DNA tespiti uzun zaman aldı
Şunu unutmayalım ki; kapalı Sovyet rejiminden bu konuya ait açıklama hiçbir zaman gelmedi. Bazı haberler 1970’lerden itibaren Çar ve ailesinin mezarının bulunduğu haberini dünya gündemine getirmeye başlamıştı. Ancak hala Sovyet Rejimi devam ediyor ve resmi bir açıklama gelmiyordu. 1991 yılında Sovyetler’in yıkılması ile mezarın bulunduğu açıklandı. İngiltere Prensi Philip’ten alınan DNA örneklerine bakıldığında mezardakilerin Çar 2. Nikolay, Çariçe Aleksandra Fyodorovna, büyük kızları Olga ve Tatyana olduğu, beşinci cesetin ise küçük kızlardan Maria ya da Anastasia olduğu söylemişti. Yaşları yakın olduğu için üçüncü kızın Maria mı, Anastasia mı olduğu tespit edilemiyordu. Bulunan mezarda iki eksik vardı; Çar’ın en küçük çocuğu tahtın varisi Aleksey ve ablalarından Maria ya da Anastasia.
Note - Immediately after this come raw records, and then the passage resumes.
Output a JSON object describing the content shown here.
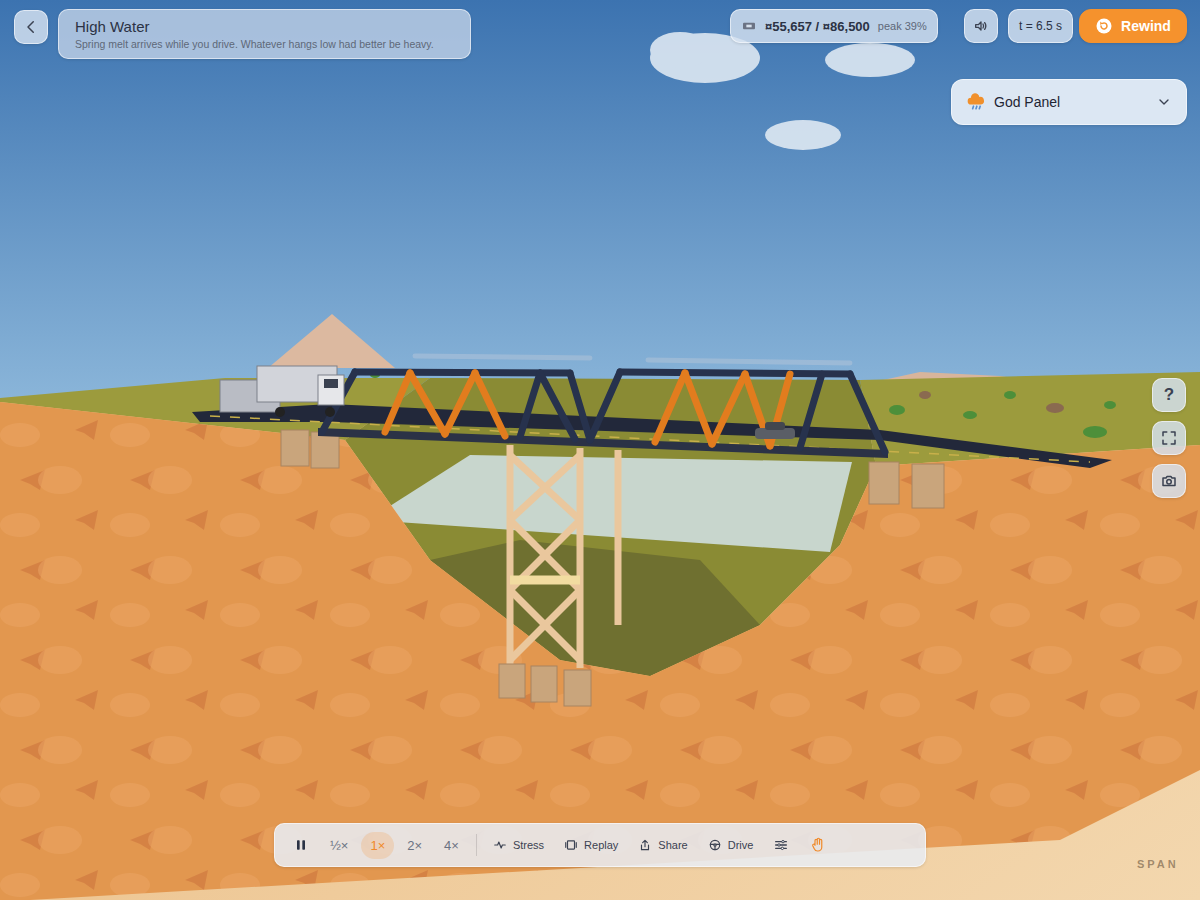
{
  "header": {
    "title": "High Water",
    "subtitle": "Spring melt arrives while you drive. Whatever hangs low had better be heavy."
  },
  "budget": {
    "amount": "¤55,657 / ¤86,500",
    "peak": "peak 39%"
  },
  "time": "t = 6.5 s",
  "rewind": "Rewind",
  "god_panel": {
    "label": "God Panel",
    "expanded": false
  },
  "side_buttons": {
    "help": "?"
  },
  "toolbar": {
    "paused": false,
    "speeds": [
      {
        "label": "½×",
        "selected": false
      },
      {
        "label": "1×",
        "selected": true
      },
      {
        "label": "2×",
        "selected": false
      },
      {
        "label": "4×",
        "selected": false
      }
    ],
    "actions": [
      "Stress",
      "Replay",
      "Share",
      "Drive"
    ]
  },
  "watermark": "SPAN"
}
Yetmiş sene boyunca Anastasia’nın yaşadığı hikayeleri dillenince doğal olarak, mezarda bulunanın Maria olduğuna ve Anastasia’nın yaşadığına kesinlikle inanılmıştı. Nitekim 1997 yılındaki çizgi film yayınlandığında dünya hala Anastasia’nın yaşadığına hiç olmadığı kadar inanıyordu. Oysaki filmden tam bir sene sonra, ilk mezarın sadece 100 metre ilerisinde ikinci bir mezar bulundu. Mezardan çıkan kemiklerin DNA tespiti uzun zaman aldı. Çünkü mezardaki iki ceset önce yakılmış, sonra üzerine asit dökülmüş, daha sonra da üzerine bomba atılmıştı. Bütün bu vahşete rağmen kalıntılardan, mezardakilerin birinin Aleksey, diğerinin ise Anastasia ya da Maria olduğundan artık emin olunmuştu.
Bilim yanlış bilinenlere ışık tutuyor
1917’de yaşanan bir vahşet onlarca yıl üzerine konuşulan ihtimaller, sadece ve sadece bundan 20 sene önce 2000’lerin başında gerçekleri gün yüzüne çıkarttı. Bilimin ilerlemesi, her daim tarihe keşfedilmemişlere, yanlış bilinenlere ışık tutmaya devam edecek. Bilimin ilerlemesi ile 100 sene önce kapandığına inanılan bir olayın, tarih oldu denilen bir hadisenin bilim ışığında tam 100 sene sonra tarih olmadığı gözler önüne serildi.